Carla and two others took the stage to reveal to the minister proposals the teens voted on. The most popular plans called for more religious education in schools and better police training.
They also wanted to be allowed to wear visible religious symbols in high school – a break from current law but an idea supported by 52% of high school students, according to a recent poll.
While the adolescents’ proposals were based on their personal experience, they felt that El Haïry responded with abstractions.
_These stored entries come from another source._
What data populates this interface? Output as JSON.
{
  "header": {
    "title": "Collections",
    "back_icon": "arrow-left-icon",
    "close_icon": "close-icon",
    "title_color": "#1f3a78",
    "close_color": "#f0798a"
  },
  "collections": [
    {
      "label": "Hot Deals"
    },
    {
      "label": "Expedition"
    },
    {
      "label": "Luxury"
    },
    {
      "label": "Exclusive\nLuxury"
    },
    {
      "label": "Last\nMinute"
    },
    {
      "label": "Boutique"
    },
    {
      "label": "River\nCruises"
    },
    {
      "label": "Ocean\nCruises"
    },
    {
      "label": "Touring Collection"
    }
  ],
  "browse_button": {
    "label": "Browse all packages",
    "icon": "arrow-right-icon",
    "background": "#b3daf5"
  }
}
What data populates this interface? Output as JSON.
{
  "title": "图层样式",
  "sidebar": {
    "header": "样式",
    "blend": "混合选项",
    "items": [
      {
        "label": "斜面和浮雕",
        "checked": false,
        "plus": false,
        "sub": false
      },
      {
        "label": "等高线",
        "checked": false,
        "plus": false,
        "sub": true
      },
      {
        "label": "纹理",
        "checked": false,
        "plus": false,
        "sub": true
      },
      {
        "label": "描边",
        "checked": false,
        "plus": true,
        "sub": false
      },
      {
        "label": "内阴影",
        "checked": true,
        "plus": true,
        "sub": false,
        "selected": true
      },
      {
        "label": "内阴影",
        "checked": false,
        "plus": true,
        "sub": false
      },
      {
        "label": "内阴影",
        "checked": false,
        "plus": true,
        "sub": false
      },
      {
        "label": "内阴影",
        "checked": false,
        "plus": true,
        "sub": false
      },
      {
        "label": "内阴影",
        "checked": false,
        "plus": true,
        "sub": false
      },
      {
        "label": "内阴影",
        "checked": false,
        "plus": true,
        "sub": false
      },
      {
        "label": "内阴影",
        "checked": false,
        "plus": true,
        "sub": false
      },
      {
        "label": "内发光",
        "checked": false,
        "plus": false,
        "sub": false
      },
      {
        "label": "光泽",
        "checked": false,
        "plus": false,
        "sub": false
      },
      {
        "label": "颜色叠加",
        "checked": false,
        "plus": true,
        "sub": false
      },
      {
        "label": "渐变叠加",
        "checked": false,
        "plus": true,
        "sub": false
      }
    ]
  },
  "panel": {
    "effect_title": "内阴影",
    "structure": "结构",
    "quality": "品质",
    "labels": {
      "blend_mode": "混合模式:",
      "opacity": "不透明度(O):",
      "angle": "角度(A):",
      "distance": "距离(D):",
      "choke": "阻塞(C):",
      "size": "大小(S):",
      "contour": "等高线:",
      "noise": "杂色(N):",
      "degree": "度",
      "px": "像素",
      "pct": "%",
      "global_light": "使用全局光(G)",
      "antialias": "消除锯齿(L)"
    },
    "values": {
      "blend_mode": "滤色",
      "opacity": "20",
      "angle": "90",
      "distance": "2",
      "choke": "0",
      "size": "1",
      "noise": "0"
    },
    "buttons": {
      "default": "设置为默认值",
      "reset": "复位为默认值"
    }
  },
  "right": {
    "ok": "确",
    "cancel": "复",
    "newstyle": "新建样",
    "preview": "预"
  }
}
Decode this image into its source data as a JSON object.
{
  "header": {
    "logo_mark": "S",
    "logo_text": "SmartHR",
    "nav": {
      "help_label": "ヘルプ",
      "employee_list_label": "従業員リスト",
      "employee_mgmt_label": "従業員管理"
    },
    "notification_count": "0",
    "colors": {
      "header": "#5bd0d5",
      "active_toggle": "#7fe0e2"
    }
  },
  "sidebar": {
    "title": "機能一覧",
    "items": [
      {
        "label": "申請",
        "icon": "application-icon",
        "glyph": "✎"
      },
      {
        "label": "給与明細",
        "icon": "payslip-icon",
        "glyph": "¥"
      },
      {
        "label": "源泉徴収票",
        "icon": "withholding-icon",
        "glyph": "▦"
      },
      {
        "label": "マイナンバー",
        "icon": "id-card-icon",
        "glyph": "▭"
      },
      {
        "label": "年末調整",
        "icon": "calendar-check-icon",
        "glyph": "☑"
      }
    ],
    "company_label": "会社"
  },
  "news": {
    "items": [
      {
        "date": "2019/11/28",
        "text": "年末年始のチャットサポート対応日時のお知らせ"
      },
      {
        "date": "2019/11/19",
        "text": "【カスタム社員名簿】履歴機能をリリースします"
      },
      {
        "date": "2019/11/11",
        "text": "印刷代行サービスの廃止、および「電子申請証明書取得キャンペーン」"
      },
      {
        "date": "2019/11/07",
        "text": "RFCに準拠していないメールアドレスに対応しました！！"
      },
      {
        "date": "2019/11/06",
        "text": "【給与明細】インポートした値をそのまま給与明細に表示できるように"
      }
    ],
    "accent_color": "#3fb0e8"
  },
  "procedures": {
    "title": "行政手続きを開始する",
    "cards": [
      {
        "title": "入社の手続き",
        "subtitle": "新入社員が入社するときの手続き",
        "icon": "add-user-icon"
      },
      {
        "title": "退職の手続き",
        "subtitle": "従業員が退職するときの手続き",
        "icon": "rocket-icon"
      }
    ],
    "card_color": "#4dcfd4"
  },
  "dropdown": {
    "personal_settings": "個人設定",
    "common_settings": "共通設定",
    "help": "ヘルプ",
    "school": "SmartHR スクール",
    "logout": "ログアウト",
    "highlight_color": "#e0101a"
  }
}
A teenager, Oumar N’Diaye, 19, recounted how police arrested him nine times in the previous two months to verify his identity, a deep source of injustice and resentment among minorities in France.
In response, El Haïry told the students that the police “can’t be racist because it’s republican” but there were “black sheep” among the police, she said, as elsewhere in society. .
Carla wouldn’t have it. “When you go through an identity check nine times in two months because of the color of your skin, I don’t think it’s fair, and I don’t think it’s a black sheep,” he said. she declared to the minister.
Recently, Carla said she felt the minister had used her constant references to the “republic” almost as a shield.
“It means everything and nothing,” she says.
Finally, El Haïry, who was supposed to answer questions, left the gymnasium to speak with the few journalists present, leaving the audience confused and angry.
Oumar hoped the minister would return. Back at his home in Pau, in the south of France, he said of the police: “The fact that she is republican does not prevent her from being racist.
The son of Senegalese immigrants, Oumar says white and black police asked him if he was a Muslim during the nine stops. When he answered yes, the tone of the officers changed, often abandoning the polite “you” when addressing him, he said.
During the meeting, seeing the minister return, Oumar buttoned her up and asked her what would happen to their proposals.
He said: “I’m sorry, Minister, but I have the impression that everything we have done this week has been for nothing.
In Pau, Oumar added: “If we were against the republic, we would not have come together to seek solutions to improve it.
But the minister was so disturbed by the teenagers’ comments that she later ordered a government inquiry into the conference. His office wrote in a letter that their comments “revealed complete ignorance and worrying indifference to Republican principles.”
Investigators finally blamed the organizers of the event for not having educated young people on Republican values.
When the report was published, the minister told the French media: “Not a single euro of public money should go to the enemies of the Republic.
These events have been organized for a decade by the Federation of Social and Sociocultural Centers of France, a politically neutral private organization which manages 1,250 points of sale.
Organizers refuted the critics, saying most of the teens had spent their lives in public schools where these values were taught. The teenagers’ comments were a barometer of France’s social problems, said Tarik Touahria, the president of the federation, who had “turned into a problem, into a disease”.
Michaël Foessel, philosopher at the École Polytechnique, declared that French republicanism was called into question precisely because it failed to integrate the children of immigrants and because in the name of unity, it increasingly called for more uniformity.
Foessel says: “When the word ‘republic’ is used in a context where, each time, it designates standards, constraints, obligations of behavior, it should not be surprising that it arouses less and less ‘memberships.
The teenagers who traveled to Poitiers have kept in touch, mainly on social media, and some are preparing a refutation of the report.
Oumar shares an apartment in Pau with his fiancee, a woman of Algerian descent whom he met at an annual gathering three years ago. Clara is “outraged” by what she heard in Poitiers, her mother says, and is now preparing for another rally.
Jawan converted to Islam a few days after the rally ended. She now has doubts about becoming a gendarme for the army because she “didn’t want to work for a country that doesn’t love me”.
She says: “I often say that I am in love with a republic that does not love me in return.